Arabaya bindik ve Aren arabayı sürmeye başladı. Bizim eve gelene kadar hiç konuşmadık. Eve gelince arabayı kenara park edip eve geçtik kapıyı açtığımda "özün sen misin "diye bağırdı Sude "evet"diye bağırdım bende sonra içeri geçip kapıyı kapattım."Sen salonda otur ben sudeye bakıp geliyorum" dedim. "Tamam " diyerek koltukların birine oturdu. İlk mutfağa baktım. Kimse yoktu. Kendi odama baktım kimse yoktu. Lavabonun kapısını çaldım. Ses yoktu bu kız nerede diye düşünüyordum ki "çalışma odasındayım" diye bağırdı Sude. Çalışma odasına gittiğimde üstünde ikimizdede olan hello kittyli pijamaları ile kırmızı oje süren Sude ile karşılaştım. "Ne yapıyon kanka" diye sordum "iyiyim sen ne yapıyorsun kanka"dedi bana."bunu neden benim çalışma masamda yaptığını sormak istedim canım" dedim o sırada Sude ayağa kalktı ve "Aren hoş geldin ne işin var burda" diye sordu.

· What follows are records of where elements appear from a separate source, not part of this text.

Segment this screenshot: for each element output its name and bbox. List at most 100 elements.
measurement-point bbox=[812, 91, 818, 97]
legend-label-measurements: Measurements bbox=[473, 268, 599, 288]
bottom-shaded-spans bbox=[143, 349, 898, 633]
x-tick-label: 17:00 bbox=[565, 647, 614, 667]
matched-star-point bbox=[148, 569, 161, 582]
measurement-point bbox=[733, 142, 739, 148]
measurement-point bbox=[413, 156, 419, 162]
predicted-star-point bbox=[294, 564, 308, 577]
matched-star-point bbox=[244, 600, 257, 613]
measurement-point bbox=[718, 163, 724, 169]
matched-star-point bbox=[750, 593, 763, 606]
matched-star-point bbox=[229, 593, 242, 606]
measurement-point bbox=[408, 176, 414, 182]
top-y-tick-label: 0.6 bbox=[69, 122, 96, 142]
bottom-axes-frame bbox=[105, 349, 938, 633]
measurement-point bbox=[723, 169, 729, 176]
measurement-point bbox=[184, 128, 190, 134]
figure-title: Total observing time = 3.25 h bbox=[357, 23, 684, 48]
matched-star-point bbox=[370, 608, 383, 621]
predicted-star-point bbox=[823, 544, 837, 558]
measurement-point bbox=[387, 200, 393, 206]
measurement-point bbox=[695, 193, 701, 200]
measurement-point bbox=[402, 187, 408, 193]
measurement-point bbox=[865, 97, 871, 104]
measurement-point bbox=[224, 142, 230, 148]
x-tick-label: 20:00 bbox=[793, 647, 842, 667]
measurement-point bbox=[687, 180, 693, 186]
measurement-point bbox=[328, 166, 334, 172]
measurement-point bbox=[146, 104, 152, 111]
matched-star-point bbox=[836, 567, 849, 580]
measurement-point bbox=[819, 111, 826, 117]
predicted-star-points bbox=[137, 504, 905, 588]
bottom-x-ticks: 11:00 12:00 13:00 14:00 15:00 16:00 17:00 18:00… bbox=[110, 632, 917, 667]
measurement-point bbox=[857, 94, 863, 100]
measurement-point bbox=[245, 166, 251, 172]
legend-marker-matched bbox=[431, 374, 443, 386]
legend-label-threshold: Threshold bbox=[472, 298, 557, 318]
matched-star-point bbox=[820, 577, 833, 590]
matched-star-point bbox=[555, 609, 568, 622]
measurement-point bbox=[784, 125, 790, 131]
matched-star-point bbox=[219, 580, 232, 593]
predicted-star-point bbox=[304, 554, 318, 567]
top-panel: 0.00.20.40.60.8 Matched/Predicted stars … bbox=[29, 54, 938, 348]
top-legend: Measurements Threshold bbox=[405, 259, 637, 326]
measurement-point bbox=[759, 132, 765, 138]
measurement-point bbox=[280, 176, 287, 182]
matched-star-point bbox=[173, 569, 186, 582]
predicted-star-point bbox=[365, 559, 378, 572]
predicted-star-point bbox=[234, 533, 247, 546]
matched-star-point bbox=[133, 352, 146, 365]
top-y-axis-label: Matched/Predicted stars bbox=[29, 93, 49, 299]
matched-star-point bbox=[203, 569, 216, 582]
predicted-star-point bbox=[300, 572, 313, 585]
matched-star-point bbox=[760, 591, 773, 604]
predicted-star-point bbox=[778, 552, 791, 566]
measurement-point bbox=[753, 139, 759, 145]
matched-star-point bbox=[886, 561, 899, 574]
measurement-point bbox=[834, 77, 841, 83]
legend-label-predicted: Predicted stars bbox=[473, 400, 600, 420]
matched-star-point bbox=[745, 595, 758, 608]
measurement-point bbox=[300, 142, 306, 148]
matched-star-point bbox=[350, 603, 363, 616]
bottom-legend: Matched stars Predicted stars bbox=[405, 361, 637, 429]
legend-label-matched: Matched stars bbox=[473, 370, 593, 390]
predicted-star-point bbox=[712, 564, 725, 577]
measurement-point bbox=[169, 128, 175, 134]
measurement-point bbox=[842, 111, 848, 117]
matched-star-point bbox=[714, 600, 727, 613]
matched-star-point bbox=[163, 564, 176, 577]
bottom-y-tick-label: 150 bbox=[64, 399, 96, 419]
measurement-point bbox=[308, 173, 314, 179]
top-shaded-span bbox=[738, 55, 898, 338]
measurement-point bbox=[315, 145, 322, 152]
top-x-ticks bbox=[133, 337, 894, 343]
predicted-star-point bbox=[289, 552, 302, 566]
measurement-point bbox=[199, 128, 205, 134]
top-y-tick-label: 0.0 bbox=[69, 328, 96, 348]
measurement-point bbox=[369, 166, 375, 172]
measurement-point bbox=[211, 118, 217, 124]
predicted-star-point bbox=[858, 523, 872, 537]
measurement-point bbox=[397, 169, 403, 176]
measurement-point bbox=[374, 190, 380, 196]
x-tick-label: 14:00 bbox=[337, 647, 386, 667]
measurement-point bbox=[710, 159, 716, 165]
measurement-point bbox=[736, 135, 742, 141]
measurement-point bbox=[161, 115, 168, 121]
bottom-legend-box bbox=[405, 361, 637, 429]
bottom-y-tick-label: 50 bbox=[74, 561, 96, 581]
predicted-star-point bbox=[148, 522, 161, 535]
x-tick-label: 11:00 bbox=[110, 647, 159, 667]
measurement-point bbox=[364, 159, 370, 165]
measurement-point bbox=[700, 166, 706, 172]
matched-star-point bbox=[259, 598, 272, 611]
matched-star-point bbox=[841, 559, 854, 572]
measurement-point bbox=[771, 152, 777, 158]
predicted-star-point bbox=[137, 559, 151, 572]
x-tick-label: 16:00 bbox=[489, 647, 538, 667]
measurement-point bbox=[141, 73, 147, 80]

Bir dakika Aren benim arkamda ne yapıyordu ben ona içeride beklemesini söylemiştim diye düşünürken "sesleriniz geliyordu bende geleyim dedim" dedi bana sessiz bir şekilde ardından sesli bir şekilde "akşam görev var özünde bizde dinlenirsin yeme yersin gidersin dedi benimde kafama yattı bu fikir tamam dedim geldim" dedi sudeye. Sude " siz birlikte miydiniz "dedi. "Evet neden ki" diye sordum. Sude ise hayal kırıklığı olan bir yüz ifadesi ile "iyi ne güzel ben şu ojelerimi süreyim sonra davaya hazırlanacağım"dedi ve odadan kovdu bizi.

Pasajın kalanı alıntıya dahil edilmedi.